Since I'm abandoning all logic and refusing sleep - I'll write. Better yet, I'll blog. Woot.
So I haven't even gone on this site in such a long time, I spend most of the time in blogger on my other blog. Whoops!
The thing about this blog is that it reminds me that I've disappointed myself. I thought I'd be so much further along by now. I really just want to be involved, but I don't feel like there's anything for me to jump into yet besides school.
I read an article about Demi Moore and Ashton Kutcher the other day. Those two are a match made in heaven, let me tell you what. I really love the fact that they are so involved in ending sex trafficking. I love it so much, I don't know what to do with myself.
I could seriously allow everything lazy in me to say, "they've got this covered." But that wouldn't be right. I wish there was some way to make my time in school go faster. I also wish that there was a better way to pay for school, but I'm sure that every student since the beginning of University has said that.

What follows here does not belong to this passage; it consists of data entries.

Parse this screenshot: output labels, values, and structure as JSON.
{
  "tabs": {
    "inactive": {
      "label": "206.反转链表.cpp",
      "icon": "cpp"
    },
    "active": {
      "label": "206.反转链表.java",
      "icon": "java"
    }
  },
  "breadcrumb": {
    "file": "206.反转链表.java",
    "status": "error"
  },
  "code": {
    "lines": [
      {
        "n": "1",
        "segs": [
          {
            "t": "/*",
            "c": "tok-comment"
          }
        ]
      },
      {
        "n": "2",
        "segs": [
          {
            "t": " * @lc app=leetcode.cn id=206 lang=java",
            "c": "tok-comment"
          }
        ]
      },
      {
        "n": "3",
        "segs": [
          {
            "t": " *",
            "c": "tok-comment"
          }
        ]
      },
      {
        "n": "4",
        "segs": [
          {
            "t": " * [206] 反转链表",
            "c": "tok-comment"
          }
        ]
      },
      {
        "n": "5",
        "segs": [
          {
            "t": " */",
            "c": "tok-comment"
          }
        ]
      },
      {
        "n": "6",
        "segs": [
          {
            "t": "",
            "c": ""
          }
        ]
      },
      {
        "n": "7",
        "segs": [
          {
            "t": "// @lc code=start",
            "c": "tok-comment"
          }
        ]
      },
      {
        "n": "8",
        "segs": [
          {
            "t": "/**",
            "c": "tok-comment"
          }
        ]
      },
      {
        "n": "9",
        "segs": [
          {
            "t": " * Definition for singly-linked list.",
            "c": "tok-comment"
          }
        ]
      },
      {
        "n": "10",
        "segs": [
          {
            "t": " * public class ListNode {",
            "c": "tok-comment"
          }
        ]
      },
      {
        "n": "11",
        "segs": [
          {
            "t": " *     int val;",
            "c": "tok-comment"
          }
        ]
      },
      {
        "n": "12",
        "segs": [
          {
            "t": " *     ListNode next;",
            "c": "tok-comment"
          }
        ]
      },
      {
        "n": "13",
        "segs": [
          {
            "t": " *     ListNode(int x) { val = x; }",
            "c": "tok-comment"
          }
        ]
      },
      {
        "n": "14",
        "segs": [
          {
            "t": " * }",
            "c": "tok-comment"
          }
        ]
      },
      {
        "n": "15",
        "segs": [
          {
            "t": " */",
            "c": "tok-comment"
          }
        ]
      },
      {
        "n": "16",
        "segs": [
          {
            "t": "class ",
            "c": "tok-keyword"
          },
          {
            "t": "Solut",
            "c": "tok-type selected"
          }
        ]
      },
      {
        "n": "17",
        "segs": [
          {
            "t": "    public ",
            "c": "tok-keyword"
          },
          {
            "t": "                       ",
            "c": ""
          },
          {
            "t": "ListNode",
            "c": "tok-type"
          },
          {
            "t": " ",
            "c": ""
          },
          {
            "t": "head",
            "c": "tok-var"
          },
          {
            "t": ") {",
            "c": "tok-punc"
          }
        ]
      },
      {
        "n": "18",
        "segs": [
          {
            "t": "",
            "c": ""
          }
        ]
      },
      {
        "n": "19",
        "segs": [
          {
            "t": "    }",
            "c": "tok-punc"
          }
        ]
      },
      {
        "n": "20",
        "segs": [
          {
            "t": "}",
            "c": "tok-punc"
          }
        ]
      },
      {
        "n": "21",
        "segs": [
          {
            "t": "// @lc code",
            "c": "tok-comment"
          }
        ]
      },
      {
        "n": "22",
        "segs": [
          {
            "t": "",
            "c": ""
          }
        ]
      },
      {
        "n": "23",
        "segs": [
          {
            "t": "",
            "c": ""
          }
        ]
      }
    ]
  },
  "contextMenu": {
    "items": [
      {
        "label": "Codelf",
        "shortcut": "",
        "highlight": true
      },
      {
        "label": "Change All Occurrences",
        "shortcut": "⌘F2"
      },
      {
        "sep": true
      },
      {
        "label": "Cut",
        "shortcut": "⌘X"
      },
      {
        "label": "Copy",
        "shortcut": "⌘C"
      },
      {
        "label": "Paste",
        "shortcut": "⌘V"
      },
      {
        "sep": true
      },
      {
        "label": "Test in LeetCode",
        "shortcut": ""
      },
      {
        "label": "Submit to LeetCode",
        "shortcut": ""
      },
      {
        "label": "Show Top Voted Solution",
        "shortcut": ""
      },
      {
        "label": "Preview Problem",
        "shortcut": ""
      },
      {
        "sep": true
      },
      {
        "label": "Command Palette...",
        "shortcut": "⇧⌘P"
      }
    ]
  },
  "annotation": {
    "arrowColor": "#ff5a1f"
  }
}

I wish that, right now... in this moment...I could go. Where? I don't know. But I would love to just throw myself into raiding brothels, or volunteering at the Hope Center. I could go undercover for an investigation and find high-rolling pimps and johns. I could do it all. Tell me when, Lord!
And this is why I don't write in here. I never seem to have anything to say besides: SEND ME!
Tiarah, prayers continue for God to guide you through the path He wants you in, and that He will help you find what you were truly meant to accomplish.